Miércoles 22 de febrero del 2012 País

Indígenas otavaleños piden por nuevos frutos en las próximas cosechas

Carlos Armas | OTAVALO, Imbabura

OTAVALO, Imbabura. La fiesta del Pawkar Raymi (carnaval indígena) congrega en Peguche a indígenas otavaleños.

OTAVALO, Imbabura. La fiesta del Pawkar Raymi (carnaval indígena) congrega en Peguche a indígenas otavaleños.

Desde muy temprano, los esposos Antonio Lema y Elsa Ruiz, que este año fueron priostes principales de la fiesta del Pawkar Raymi (carnaval indígena), en la comunidad de Peguche, Otavalo, participaron en la misa y en el denominado Tumarina, un ritual ancestral de agua y flores, en el que se agradece a la “madre tierra” los beneficios recibidos.

La fiesta, que atrajo a cientos de comuneros y turistas, empezó el pasado 12 de febrero y culminó ayer en el estadio central, con la final del mundialito de fútbol indígena.

Al primer acto, celebrado en la iglesia, llegaron mujeres portando los elementos para el ritual como las flores y el agua en vasijas de barro; baldes plásticos, bateas de madera y canastas de carrizo.

Tras la eucaristía que presidió el sacerdote Rafael León, los fieles se acercaron hasta el altar, adornado por un enorme corazón de flores, para hacer bendecir los elementos del ritual que se usaron en la procesión, que iba a la vertiente de La Magdalena, lugar central para realizar el Tumarina.

A la salida del templo y parado sobre el umbral de la puerta, el párroco participó del acto y con alegría recibía y repartía los coloridos pétalos.

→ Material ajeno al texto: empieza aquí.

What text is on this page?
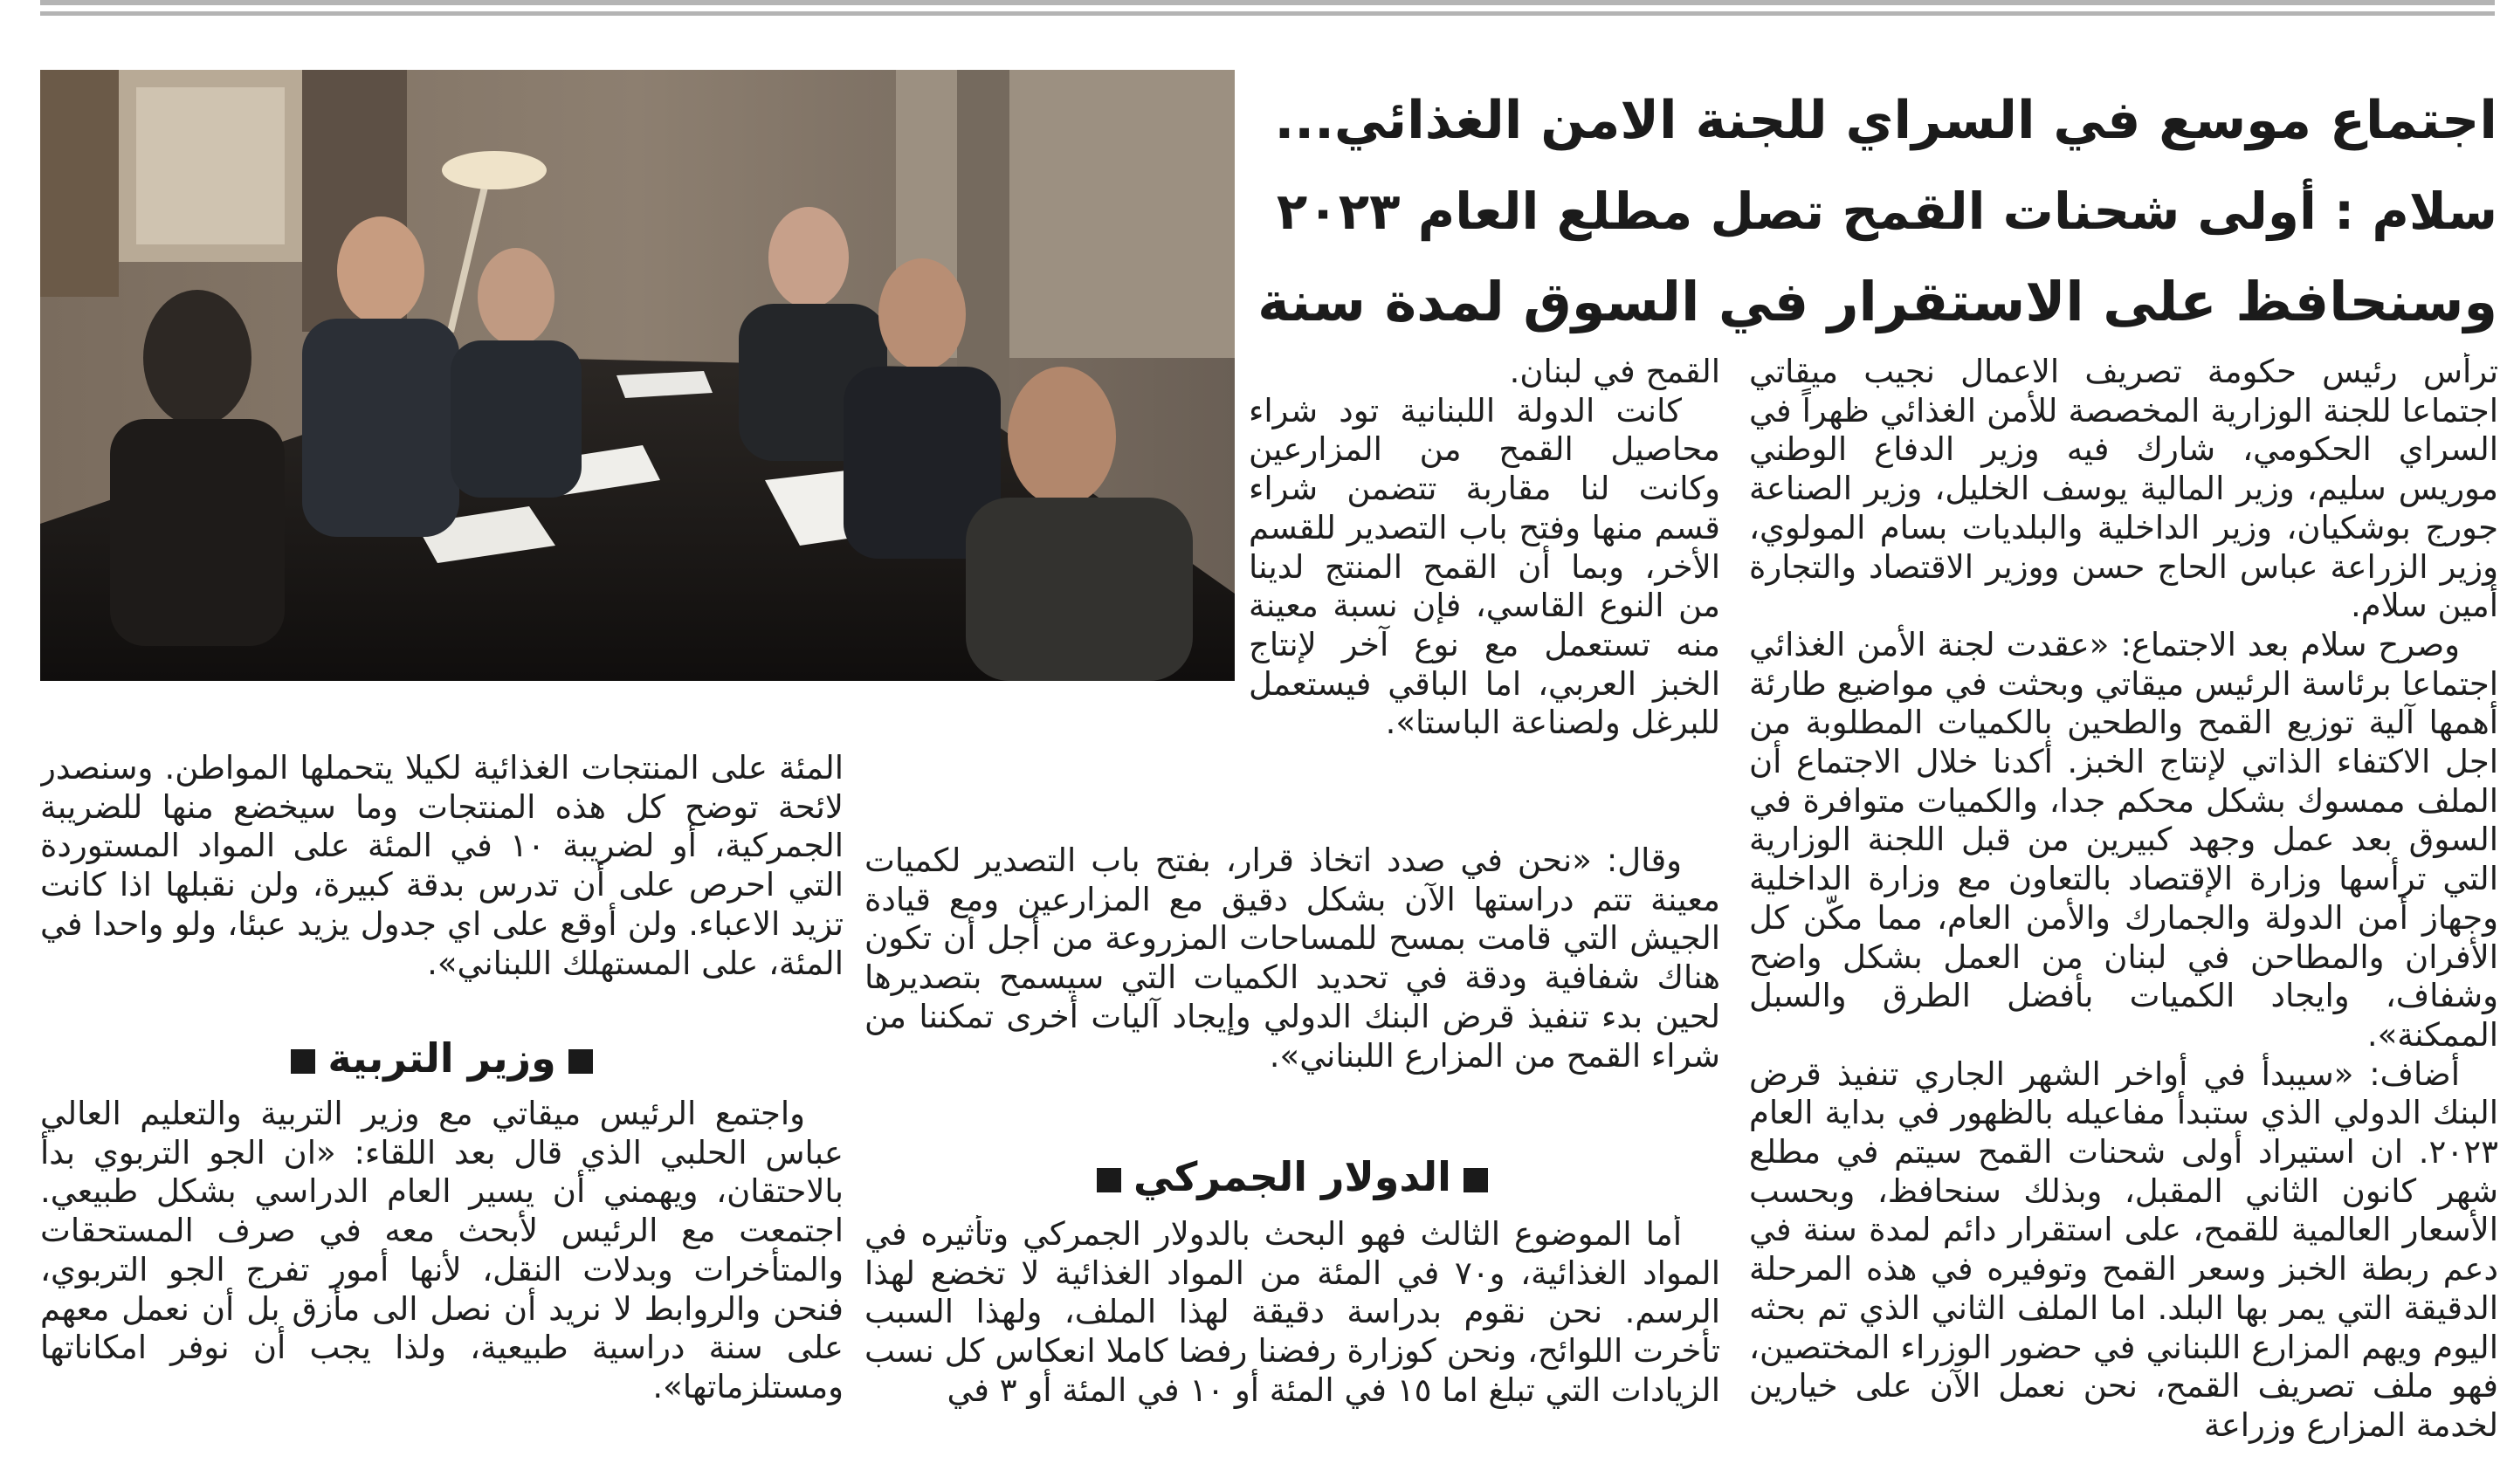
اجتماع موسع في السراي للجنة الامن الغذائي...
سلام : أولى شحنات القمح تصل مطلع العام ٢٠٢٣
وسنحافظ على الاستقرار في السوق لمدة سنة

ترأس رئيس حكومة تصريف الاعمال نجيب ميقاتي اجتماعا للجنة الوزارية المخصصة للأمن الغذائي ظهراً في السراي الحكومي، شارك فيه وزير الدفاع الوطني موريس سليم، وزير المالية يوسف الخليل، وزير الصناعة جورج بوشكيان، وزير الداخلية والبلديات بسام المولوي، وزير الزراعة عباس الحاج حسن ووزير الاقتصاد والتجارة أمين سلام.

وصرح سلام بعد الاجتماع: «عقدت لجنة الأمن الغذائي اجتماعا برئاسة الرئيس ميقاتي وبحثت في مواضيع طارئة أهمها آلية توزيع القمح والطحين بالكميات المطلوبة من اجل الاكتفاء الذاتي لإنتاج الخبز. أكدنا خلال الاجتماع أن الملف ممسوك بشكل محكم جدا، والكميات متوافرة في السوق بعد عمل وجهد كبيرين من قبل اللجنة الوزارية التي ترأسها وزارة الإقتصاد بالتعاون مع وزارة الداخلية وجهاز أمن الدولة والجمارك والأمن العام، مما مكّن كل الأفران والمطاحن في لبنان من العمل بشكل واضح وشفاف، وايجاد الكميات بأفضل الطرق والسبل الممكنة».

أضاف: «سيبدأ في أواخر الشهر الجاري تنفيذ قرض البنك الدولي الذي ستبدأ مفاعيله بالظهور في بداية العام ٢٠٢٣. ان استيراد أولى شحنات القمح سيتم في مطلع شهر كانون الثاني المقبل، وبذلك سنحافظ، وبحسب الأسعار العالمية للقمح، على استقرار دائم لمدة سنة في دعم ربطة الخبز وسعر القمح وتوفيره في هذه المرحلة الدقيقة التي يمر بها البلد. اما الملف الثاني الذي تم بحثه اليوم ويهم المزارع اللبناني في حضور الوزراء المختصين، فهو ملف تصريف القمح، نحن نعمل الآن على خيارين لخدمة المزارع وزراعة

القمح في لبنان.

كانت الدولة اللبنانية تود شراء محاصيل القمح من المزارعين وكانت لنا مقاربة تتضمن شراء قسم منها وفتح باب التصدير للقسم الأخر، وبما أن القمح المنتج لدينا من النوع القاسي، فإن نسبة معينة منه تستعمل مع نوع آخر لإنتاج الخبز العربي، اما الباقي فيستعمل للبرغل ولصناعة الباستا».

وقال: «نحن في صدد اتخاذ قرار، بفتح باب التصدير لكميات معينة تتم دراستها الآن بشكل دقيق مع المزارعين ومع قيادة الجيش التي قامت بمسح للمساحات المزروعة من أجل أن تكون هناك شفافية ودقة في تحديد الكميات التي سيسمح بتصديرها لحين بدء تنفيذ قرض البنك الدولي وإيجاد آليات أخرى تمكننا من شراء القمح من المزارع اللبناني».

الدولار الجمركي

أما الموضوع الثالث فهو البحث بالدولار الجمركي وتأثيره في المواد الغذائية، و٧٠ في المئة من المواد الغذائية لا تخضع لهذا الرسم. نحن نقوم بدراسة دقيقة لهذا الملف، ولهذا السبب تأخرت اللوائح، ونحن كوزارة رفضنا رفضا كاملا انعكاس كل نسب الزيادات التي تبلغ اما ١٥ في المئة أو ١٠ في المئة أو ٣ في

المئة على المنتجات الغذائية لكيلا يتحملها المواطن. وسنصدر لائحة توضح كل هذه المنتجات وما سيخضع منها للضريبة الجمركية، أو لضريبة ١٠ في المئة على المواد المستوردة التي احرص على أن تدرس بدقة كبيرة، ولن نقبلها اذا كانت تزيد الاعباء. ولن أوقع على اي جدول يزيد عبئا، ولو واحدا في المئة، على المستهلك اللبناني».

وزير التربية

واجتمع الرئيس ميقاتي مع وزير التربية والتعليم العالي عباس الحلبي الذي قال بعد اللقاء: «ان الجو التربوي بدأ بالاحتقان، ويهمني أن يسير العام الدراسي بشكل طبيعي. اجتمعت مع الرئيس لأبحث معه في صرف المستحقات والمتأخرات وبدلات النقل، لأنها أمور تفرج الجو التربوي، فنحن والروابط لا نريد أن نصل الى مأزق بل أن نعمل معهم على سنة دراسية طبيعية، ولذا يجب أن نوفر امكاناتها ومستلزماتها».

En la plaza, frente a la fachada del templo, todos bailaron en círculo al ritmo de una banda de pueblo. A la par, las mujeres, en señal de afecto y respeto, colocaron una mezcla de las flores y agua bendita en la coronilla de los familiares, vecinos y amigos. De ahí, Lema y su esposa encabezaron la marcha a la cual se sumó un grupo de violinistas y guitarristas.

Elsa portaba un cántaro de barro del cual sobresalían ramas y flores de maíz, uno de los elementos por el que también se festeja el florecimiento.

En el trayecto a la vertiente de agua no faltaron los voladores y las sartas (una especie de tronantes de pólvora), además la espuma de carnaval, pues por ser un producto de la época también es parte de la conmemoración. Ya en el lugar se pudo observar que también se colocaron pétalos sobre la cristalina agua que brotaba de un estanque.

“Agradezco a la Madre Tierra, al dios Sol, por permitirnos estos alimentos que nos da la vida”, decía Clemencia, la chamán que eligieron los priostes para llevar a cabo el ritual que duró unos 40 minutos, y en el cual se usaba palo santo para la purificación.

El Tumarina culminó cuando la chamán enterró parte de la comida en un costado de la vertiente. “Esto nos ayudará para que la tierra nos brinde nuevos frutos en las próximas cosechas”, acotó Clemencia.